Functional Analysis

mathematics

elective courses

This is a fundamental course in functional analysis. The course starts with basic notions on Banach and Hilbert spaces and their properties. The next topic of the course concerns linear functionals and operators in these spaces and their properties. The course gives also basic information on spectra and spectral oroperties of linear operators. Spectra of compact operators on Hilbert spaces are discussed.

1. The definition of a Banach space, sequence spaces, the L^p spaces, space C(K) and their completeness. Holder's and Minkowski's inequalities. The notion of a linear functional and its norm, examples.

2. Hilbert spaces, orthonormal bases and orthonormal sets of vectors, examples. The orthogonal projection and the characterization of linear continuous functionals on Hilbert spaces.

3. The notion of a linear operator and its norm. Examples of important linear operators: conditional mean. The Radon-Nikodym Theorem. The Fourier transform and Plancherel Theorem.

4. Adjoint operators on Banach and Hilbert spaces. Diagonalization of selfadjoint compact operator on a Hilbert space.

5. The Banach - Steinhaus Theorem and its applications, the Hahn-Banach Theorem and the separation theorems.

6. Possibly, the dual space, the space dual to L^p., C(K). The closed graph theorem and the open mapping theorem.

1. J.B. Conway, A course in functional analysis, Springer-Verlag 1985.

2. Y. Eidelman, V. Milman, A. Tsolomitis, Functional analysis. An introduction, AMS Graduate Studies in Mathematics, Vol. 66, American Mathematical Society, Providence 2004.

3. M. Fabian, P. Habala, P. Hájek, V. Montesinos, V. Zizler, Banach space theory, Springer 2011.

4. R.E. Megginson, An introduction to Banach space theory, Springer 1998.

5. W. Rudin, Real and complex analysis, McGraw-Hill Education, 1986

6. W. Rudin, Functional Analysis, McGraw-Hill, 1991

1. The students know the definition of a Banach space and know its properties, they know the sequence spaces, space C(K), Lebesgue spaces L^p, Hoelder and Minkowski inequalities, the notion of a linear functional and its norm.

2. The students know the definition of a Hilbert space and know its properties, they know the notion of an orthonormal set and an orthonormal basis.
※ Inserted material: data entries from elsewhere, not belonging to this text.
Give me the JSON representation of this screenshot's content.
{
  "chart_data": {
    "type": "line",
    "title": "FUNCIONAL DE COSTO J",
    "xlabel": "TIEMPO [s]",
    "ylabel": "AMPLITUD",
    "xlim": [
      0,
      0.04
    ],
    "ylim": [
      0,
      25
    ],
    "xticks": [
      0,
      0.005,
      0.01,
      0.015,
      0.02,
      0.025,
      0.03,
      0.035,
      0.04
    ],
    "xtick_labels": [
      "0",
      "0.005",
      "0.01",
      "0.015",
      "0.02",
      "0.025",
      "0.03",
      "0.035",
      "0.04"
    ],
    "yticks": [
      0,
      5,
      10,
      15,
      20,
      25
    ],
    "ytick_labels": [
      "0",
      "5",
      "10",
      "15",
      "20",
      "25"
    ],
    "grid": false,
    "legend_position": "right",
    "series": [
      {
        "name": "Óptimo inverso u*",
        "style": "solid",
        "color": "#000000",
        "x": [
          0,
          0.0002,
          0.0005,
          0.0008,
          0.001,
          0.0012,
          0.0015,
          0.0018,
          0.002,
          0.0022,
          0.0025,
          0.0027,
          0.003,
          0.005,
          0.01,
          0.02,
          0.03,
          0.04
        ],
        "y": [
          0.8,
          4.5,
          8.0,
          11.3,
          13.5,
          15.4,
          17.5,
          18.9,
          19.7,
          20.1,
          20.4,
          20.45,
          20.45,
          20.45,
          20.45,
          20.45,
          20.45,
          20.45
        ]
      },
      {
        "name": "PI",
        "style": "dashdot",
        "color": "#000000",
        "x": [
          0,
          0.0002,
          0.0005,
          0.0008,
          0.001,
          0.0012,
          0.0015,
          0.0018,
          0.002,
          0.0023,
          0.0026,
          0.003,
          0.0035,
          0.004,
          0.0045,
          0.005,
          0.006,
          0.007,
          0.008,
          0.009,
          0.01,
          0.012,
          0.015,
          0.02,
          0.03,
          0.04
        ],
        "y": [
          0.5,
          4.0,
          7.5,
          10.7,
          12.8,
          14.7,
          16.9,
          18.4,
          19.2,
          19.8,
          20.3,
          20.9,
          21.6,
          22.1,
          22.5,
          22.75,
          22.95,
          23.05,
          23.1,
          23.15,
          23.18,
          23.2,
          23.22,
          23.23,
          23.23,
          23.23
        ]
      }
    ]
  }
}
They know: the orthonormal projection theorem, examples of orthonormal bases: the trigonometric system, Haar system, wavelets, the form of linear functional on a Hilbert space.

3. The students know the definition of a linear operator and know its properties and the operator norm, examples of important operators, e.g., conditional mean operator and the Radon-Nikodym theorem, Fourier transform and Plancherel theorem.

4. The students know the definition of an adjoint operator on a Hilbert space and know their properties. They know the unitary operators. The diagonalization of a compact and self-adjoint o operator theorem.

5. The students know the Banach-Steinhaus Theorem and its applications, the Hahn-Banach separation Theorem.

6. The students know the definition of a dual space to a Banach space and their properties.

In particular the know the dual of C(K) and the Lebesgue L^p spaces, an adjoint operator on a Banach space. They have the preliminary knowledge about the weak and weak-star convergence. They know the closed graph and open mapping theorems.

7. The students are able to conduct mathematical reasoning: proving theorems as well as disproving conjectures and creating counterexamples.

Social competence:

1. The students understand the significance of the functional analysis as an abstract tool in other fields of Mathematics.

2. The students is able to use the language and methods of functional analysis in problems of Analysis and its applications.

The final grade based on number of points gained during classes, the midterm exam and the final exam.